Untuk memenuhi kebutuhan ini, database yang dikenal sebagai Current Research Information Systems (CRIS) muncul di Eropa pada 1990-an, berkembang terutama di tingkat institusional, di dalam universitas. Organisasi Eropa untuk Informasi Penelitian Internasional (EuroCRIS) didirikan pada tahun 2002, dan setelah ini, sistem serupa mulai tumbuh di bagian lain dunia.

Kasus Amerika Latin

Amerika Latin memiliki tradisi panjang menggunakan katalog dan perpustakaan dalam pelayanan pembangunan. Sejak 1960-an, indeks bibliografi, repositori, dan perpustakaan daerah muncul, dikelola oleh universitas negeri besar dan lembaga regional.

Pada 1990-an, repositori dan database baru lahir yang akan menjadi pilar infrastruktur yang kokoh untuk komunikasi ilmiah akses terbuka. Dengan peluncuran database jurnal akses terbuka Latindex, SciELO dan Redalyc, digitalisasi jurnal ilmiah diberikan dorongan dan segel kualitas diberikan untuk penelitian yang diterbitkan. Dengan jejak publik yang kuat, repositori ini bertindak sebagai batu loncatan untuk pengembangan lingkungan akses terbuka non-komersial yang saat ini menjadi ciri khas wilayah tersebut.

Amerika Latin kini memiliki kondisi optimal untuk menciptakan infrastruktur sains terbuka yang memanfaatkan upaya-upaya sebelumnya. Dan dua contoh menonjol.

BrCris Brasil dikembangkan oleh Instituto Brasileiro de Informação em Ciência e Tecnologia bersama dengan badan publik nasional utama. Brasil adalah negara yang sangat besar, dengan sistem ilmiah dan teknologi profesional yang telah menghasilkan banyak database dalam skala nasional, menjadikan integrasi sebagai tantangan besar. Contohnya termasuk Portal Data Terbuka, sistem CV Plataforma Lattes dan direktori kelompok penelitian yang dikenal sebagai CNPQ.

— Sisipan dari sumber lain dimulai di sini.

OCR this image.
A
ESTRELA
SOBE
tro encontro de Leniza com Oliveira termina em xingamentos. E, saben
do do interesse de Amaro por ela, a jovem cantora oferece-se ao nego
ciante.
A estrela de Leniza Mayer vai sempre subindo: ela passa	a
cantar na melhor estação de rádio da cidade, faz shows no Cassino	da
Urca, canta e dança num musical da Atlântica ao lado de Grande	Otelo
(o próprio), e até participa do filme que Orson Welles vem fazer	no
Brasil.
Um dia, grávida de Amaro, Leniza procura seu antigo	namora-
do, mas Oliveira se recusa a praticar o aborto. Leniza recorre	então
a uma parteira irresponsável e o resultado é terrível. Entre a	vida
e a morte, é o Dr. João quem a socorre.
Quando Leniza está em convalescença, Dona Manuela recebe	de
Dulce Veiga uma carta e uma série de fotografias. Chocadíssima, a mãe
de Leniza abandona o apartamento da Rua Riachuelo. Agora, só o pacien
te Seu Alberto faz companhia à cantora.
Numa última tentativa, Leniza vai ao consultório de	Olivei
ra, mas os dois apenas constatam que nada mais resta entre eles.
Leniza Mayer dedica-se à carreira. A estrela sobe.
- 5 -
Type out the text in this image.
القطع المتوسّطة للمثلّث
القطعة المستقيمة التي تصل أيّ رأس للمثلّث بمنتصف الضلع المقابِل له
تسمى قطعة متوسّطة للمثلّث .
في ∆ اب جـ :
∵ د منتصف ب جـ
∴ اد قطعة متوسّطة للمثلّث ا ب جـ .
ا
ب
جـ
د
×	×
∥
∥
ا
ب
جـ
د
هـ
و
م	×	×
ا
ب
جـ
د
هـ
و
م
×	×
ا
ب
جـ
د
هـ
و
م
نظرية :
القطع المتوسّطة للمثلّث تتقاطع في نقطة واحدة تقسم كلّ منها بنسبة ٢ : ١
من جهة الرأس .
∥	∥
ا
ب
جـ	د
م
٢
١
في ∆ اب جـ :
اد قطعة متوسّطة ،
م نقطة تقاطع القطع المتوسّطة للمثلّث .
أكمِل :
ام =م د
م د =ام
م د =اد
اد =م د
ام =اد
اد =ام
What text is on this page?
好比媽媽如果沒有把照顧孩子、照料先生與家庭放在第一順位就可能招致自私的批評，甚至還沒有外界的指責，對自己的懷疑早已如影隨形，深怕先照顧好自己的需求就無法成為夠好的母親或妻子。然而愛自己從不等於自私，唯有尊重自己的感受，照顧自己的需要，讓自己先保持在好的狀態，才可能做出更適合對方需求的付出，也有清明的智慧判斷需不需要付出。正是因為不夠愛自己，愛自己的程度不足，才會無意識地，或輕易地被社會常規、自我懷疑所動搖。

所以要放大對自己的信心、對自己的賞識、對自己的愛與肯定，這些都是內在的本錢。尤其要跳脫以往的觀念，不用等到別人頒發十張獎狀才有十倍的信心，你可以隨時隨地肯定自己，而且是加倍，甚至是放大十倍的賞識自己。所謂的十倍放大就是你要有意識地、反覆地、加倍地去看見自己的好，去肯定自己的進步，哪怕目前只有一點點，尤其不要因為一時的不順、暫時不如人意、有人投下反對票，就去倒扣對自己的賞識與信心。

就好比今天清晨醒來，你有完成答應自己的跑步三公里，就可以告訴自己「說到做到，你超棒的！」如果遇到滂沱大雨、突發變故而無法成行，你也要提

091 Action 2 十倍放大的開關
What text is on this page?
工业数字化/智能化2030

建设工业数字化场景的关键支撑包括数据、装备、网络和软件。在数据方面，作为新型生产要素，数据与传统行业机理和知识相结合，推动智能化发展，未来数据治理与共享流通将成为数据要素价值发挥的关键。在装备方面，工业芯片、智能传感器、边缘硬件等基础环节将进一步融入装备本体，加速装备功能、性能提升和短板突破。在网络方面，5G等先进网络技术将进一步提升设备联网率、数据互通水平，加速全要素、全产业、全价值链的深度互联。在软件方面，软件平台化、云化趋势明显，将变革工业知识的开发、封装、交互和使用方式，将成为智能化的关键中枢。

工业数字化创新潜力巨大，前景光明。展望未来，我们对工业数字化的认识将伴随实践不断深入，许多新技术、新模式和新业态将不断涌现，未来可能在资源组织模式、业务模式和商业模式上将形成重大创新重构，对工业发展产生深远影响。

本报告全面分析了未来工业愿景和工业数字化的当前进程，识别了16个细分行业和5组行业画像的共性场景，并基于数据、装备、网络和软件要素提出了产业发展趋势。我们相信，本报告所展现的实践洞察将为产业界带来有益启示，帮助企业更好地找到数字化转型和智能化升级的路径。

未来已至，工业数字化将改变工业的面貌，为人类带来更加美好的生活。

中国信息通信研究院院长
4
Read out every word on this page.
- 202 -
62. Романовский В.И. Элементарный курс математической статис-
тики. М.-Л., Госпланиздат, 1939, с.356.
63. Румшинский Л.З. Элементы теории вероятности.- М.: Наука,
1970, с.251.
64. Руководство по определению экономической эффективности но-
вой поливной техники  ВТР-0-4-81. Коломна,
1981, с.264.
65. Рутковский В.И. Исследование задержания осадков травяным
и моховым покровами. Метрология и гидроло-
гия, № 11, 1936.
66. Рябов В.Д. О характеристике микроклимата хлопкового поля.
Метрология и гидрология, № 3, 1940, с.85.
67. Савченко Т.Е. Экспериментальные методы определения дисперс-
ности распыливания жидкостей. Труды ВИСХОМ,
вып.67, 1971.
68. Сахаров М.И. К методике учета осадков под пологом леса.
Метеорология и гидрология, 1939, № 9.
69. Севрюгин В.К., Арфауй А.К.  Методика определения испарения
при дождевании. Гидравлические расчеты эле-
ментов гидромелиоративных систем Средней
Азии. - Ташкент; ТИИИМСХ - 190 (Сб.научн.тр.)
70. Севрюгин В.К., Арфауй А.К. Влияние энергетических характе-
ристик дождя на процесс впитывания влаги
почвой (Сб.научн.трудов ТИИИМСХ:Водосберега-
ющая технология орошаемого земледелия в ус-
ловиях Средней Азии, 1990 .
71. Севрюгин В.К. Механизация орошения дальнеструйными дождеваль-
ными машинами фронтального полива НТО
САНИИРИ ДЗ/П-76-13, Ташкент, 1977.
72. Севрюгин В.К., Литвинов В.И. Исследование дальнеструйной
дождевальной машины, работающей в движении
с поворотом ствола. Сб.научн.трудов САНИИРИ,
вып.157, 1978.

Arsitektur BrCris memperkirakan tidak hanya mengintegrasikan basis data besar yang ada ini, tetapi juga memastikan infrastruktur sains terbuka yang kompatibel dengan Jaringan Federasi Publikasi Kelembagaan Publikasi Ilmiah, yang mengumpulkan repositori dari sepuluh negara di kawasan ini. BrCRis juga bertujuan untuk memulangkan data Brasil dari seluruh dunia.

Kasus kedua adalah platform PerúCRIS. Ini pertama kali dirancang ketika Peru menyetujui Undang-Undang Akses Terbuka pada tahun 2013. Kemudian muncul kebutuhan untuk mengintegrasikan tiga platform informasi ilmiah: direktori peneliti, direktori lembaga nasional, dan jaringan penyimpanan nasional. Platform baru ini juga mencakup semua tesis sarjana dan pascasarjana.

Saat ini, PerúCRIS mencakup lima direktori bakat manusia, produksi ilmiah, proyek, institusi, dan infrastruktur dan dirancang tidak hanya untuk komunitas ilmiah tetapi juga untuk masyarakat secara keseluruhan. Hal ini memungkinkan masyarakat untuk menemukan teknologi baru, untuk berpartisipasi dalam ilmu warga atau untuk menemukan ide-ide kreatif untuk menghasilkan peluang untuk investasi.

Fakta bahwa proyek percontohan CRIS Amerika Latin lebih bersifat nasional daripada institusional, seperti di Eropa, disebabkan oleh cara pendanaannya. Sebagian besar universitas yang berkontribusi pada penelitian ilmiah dan teknologi di kawasan ini adalah publik dan berpartisipasi dalam sistem informasi nasional.

Amerika Latin Menjadi Pemimpin Dunia Dalam Sains Terbuka

Mengingat ketergantungan mereka pada dana publik, lembaga-lembaga ini tidak memiliki sumber daya untuk membiayai sistem kelembagaan CRIS, apalagi membelinya sebagai paket dari perusahaan besar yang menawarkan layanan ini.

Ini bukan kelemahan. Perangkat lunak terbuka seperti dSPACE, yang digunakan sebagai dasar platform Peru, menjamin bahwa informasi ilmiah tetap berada dalam domain publik dan dengan demikian memenuhi janji sains terbuka.